Published online Nov 26, 2020. doi: 10.4252/wjsc.v12.i11.1410
Peer-review started: July 10, 2020
First decision: August 9, 2020
Revised: August 19, 2020
Accepted: September 25, 2020
Article in press: September 25, 2020
Published online: November 26, 2020
Processing time: 139 Days and 0.8 Hours
Redox metabolism modulates stem cell and cancer stem cell (CSC) functionality in different model systems, regardless of their dominant metabolic phenotype. In fact, CSCs from several cancer types show increased glutathione content and associated enzymes.
Identification of metabolic vulnerabilities of highly aggressive CSCs can lead to the development of more effective treatment strategies for pancreatic cancer.
The present study aimed to determine the importance of glutathione metabolism for pancreatic CSCs as compared to their differentiated counterparts.
Comparisons between CSCs and non-CSCs in primary pancreatic cancer cells of patient-derived xenografts were carried out by culturing in adherent or CSC-enriching sphere conditions and confirmed by CD133 staining by flow cytometry. Gene expression analyses were performed by RNAseq or real-time PCR. Public TCGA and GTEx RNAseq data from pancreatic cancer vs normal tissue samples were analyzed using the webserver GEPIA2. Staining for measurement of glutathione (monochlorobimane), cell cycle (propidium iodide) or apoptosis (Annexin-V) were determined by fluorimetry or flow cytometry. Pharmacological glutathione depletion was achieved with inhibitors of glutathione synthesis (buthionine-sulfoximine) and recycling (6-Aminonicotinamide). Self-renewal was assessed by sphere formation assay and response to gemcitabine treatment was used as a readout for chemoresistance.

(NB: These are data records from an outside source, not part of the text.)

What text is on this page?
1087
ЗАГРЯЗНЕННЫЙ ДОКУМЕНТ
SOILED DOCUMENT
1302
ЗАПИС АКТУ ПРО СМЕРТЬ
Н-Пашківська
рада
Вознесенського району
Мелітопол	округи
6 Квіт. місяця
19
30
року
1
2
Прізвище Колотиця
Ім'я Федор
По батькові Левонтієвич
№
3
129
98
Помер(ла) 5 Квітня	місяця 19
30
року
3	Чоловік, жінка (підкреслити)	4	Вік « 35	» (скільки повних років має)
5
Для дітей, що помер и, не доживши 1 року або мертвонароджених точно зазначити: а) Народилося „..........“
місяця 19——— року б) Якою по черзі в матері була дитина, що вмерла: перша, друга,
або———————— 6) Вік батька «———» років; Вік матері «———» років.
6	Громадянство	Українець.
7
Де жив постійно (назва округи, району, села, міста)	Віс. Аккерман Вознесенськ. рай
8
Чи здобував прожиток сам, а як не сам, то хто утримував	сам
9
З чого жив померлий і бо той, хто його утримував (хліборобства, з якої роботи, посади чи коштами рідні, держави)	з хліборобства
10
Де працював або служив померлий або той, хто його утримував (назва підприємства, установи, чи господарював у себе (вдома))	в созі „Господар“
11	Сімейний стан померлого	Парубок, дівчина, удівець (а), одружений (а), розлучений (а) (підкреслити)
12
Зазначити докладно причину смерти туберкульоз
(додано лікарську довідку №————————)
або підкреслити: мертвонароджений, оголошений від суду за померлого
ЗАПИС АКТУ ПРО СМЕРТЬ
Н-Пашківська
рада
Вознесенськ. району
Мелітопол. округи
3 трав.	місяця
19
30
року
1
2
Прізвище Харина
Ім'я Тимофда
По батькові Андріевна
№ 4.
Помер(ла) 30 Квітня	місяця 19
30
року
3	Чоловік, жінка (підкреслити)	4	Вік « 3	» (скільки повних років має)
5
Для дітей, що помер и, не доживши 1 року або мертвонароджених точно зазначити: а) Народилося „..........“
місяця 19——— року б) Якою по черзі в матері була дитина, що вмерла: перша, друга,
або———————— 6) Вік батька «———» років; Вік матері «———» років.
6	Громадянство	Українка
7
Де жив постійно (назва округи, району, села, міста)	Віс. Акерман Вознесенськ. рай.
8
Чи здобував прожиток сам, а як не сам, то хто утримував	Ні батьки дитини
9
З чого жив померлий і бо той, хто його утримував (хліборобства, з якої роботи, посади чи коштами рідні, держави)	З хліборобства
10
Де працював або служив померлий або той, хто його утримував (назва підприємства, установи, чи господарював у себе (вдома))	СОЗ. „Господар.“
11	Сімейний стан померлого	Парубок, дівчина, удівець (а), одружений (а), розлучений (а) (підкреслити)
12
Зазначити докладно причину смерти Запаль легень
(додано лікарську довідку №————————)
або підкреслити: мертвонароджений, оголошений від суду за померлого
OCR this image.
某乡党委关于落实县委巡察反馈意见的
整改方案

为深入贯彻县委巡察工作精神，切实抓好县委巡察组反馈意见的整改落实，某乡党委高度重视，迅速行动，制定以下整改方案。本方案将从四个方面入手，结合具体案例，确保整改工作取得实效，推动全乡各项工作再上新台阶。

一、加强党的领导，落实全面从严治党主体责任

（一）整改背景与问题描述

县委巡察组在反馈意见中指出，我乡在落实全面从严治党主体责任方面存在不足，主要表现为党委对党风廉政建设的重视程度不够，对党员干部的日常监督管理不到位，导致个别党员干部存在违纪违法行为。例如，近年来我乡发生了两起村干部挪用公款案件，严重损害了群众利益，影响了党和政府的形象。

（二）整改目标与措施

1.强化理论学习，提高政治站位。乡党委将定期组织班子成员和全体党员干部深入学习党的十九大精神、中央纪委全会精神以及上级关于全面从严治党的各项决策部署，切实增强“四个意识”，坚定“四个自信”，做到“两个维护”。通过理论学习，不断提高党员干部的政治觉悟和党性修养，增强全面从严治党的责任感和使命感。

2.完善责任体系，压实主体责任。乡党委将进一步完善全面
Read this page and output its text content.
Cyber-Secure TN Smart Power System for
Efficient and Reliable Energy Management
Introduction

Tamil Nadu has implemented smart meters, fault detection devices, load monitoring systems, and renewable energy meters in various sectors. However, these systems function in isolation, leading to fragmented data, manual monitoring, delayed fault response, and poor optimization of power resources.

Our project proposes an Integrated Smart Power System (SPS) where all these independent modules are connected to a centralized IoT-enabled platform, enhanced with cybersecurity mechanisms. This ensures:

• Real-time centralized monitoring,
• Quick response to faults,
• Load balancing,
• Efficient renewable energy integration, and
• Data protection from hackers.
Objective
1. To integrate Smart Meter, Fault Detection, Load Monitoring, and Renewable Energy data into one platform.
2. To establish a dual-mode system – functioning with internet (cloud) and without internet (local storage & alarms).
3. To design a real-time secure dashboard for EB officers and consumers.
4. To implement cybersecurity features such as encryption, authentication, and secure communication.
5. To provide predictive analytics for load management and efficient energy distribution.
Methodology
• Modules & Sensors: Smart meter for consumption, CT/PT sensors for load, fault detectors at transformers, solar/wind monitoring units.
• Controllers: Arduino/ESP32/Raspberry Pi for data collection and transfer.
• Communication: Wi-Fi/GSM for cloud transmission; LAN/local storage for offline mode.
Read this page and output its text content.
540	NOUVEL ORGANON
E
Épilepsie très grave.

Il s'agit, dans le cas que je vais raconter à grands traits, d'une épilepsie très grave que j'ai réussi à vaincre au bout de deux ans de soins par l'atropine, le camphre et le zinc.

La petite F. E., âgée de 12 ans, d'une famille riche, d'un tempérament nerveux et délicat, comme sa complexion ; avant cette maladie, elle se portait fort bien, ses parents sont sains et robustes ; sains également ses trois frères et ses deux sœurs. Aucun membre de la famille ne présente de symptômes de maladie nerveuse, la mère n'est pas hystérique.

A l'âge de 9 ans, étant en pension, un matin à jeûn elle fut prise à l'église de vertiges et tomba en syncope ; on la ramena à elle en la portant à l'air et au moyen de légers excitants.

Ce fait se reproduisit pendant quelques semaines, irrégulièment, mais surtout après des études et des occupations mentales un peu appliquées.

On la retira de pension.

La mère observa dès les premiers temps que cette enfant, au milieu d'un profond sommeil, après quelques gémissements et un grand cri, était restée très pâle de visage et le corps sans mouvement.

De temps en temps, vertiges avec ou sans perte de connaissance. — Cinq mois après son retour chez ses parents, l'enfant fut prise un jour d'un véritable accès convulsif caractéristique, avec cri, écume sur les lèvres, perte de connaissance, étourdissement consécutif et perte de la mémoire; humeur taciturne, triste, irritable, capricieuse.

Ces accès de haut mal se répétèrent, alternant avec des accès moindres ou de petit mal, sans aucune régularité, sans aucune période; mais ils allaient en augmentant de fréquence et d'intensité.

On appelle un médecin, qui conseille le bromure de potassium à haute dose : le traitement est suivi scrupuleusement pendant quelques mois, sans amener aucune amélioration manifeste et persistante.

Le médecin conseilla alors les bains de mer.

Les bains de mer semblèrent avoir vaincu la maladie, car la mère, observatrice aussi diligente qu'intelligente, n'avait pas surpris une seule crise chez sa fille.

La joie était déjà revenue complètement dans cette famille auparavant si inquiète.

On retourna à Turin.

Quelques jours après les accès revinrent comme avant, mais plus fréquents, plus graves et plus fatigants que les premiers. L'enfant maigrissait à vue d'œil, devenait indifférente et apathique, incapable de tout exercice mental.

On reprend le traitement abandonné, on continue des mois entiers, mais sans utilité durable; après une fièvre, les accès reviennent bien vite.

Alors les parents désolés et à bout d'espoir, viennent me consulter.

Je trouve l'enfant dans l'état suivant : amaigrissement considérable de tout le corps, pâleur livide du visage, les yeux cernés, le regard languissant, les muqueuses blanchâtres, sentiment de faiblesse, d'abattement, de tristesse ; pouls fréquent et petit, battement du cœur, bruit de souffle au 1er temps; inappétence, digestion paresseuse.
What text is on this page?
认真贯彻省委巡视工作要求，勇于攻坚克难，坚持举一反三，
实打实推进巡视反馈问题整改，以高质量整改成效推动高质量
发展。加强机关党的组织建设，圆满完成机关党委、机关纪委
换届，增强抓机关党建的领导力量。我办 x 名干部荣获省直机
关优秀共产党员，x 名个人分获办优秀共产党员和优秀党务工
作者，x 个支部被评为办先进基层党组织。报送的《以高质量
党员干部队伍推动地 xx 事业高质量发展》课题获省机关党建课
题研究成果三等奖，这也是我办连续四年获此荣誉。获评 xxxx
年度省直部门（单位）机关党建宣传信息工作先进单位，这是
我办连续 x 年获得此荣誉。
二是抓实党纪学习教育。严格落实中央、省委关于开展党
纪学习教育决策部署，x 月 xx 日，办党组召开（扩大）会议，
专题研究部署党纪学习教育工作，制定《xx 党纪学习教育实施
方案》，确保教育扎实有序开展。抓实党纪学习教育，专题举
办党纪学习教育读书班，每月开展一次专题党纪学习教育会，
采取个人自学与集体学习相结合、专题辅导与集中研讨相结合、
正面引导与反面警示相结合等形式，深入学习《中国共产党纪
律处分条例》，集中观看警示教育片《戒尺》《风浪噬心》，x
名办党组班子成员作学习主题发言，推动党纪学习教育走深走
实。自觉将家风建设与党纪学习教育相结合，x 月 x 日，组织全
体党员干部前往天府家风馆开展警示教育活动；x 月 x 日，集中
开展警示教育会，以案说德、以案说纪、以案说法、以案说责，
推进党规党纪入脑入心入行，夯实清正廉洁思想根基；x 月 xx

Several glutathione metabolism genes were upregulated in pancreatic CSCs, and their expression correlates with a stemness signature and predicts survival in clinical samples. Increased glutathione concentration in CSCs promotes viability, cell cycle progression and pluripotency gene expression. Inhibition of glutathione synthesis or recycling impairs CSC functionalities such as self-renewal and chemoresistance.
Our data suggest that pancreatic CSCs depend on glutathione metabolism. Pharmacological targeting of this pathway showed that high GSH (glutathione in its reduced form) content is essential to maintain CSC functionality in terms of self-renewal and chemoresistance.
Our data demonstrate a targetable metabolic vulnerability of this aggressive subpopulation of cancer cells, which could be exploited for therapeutic purposes.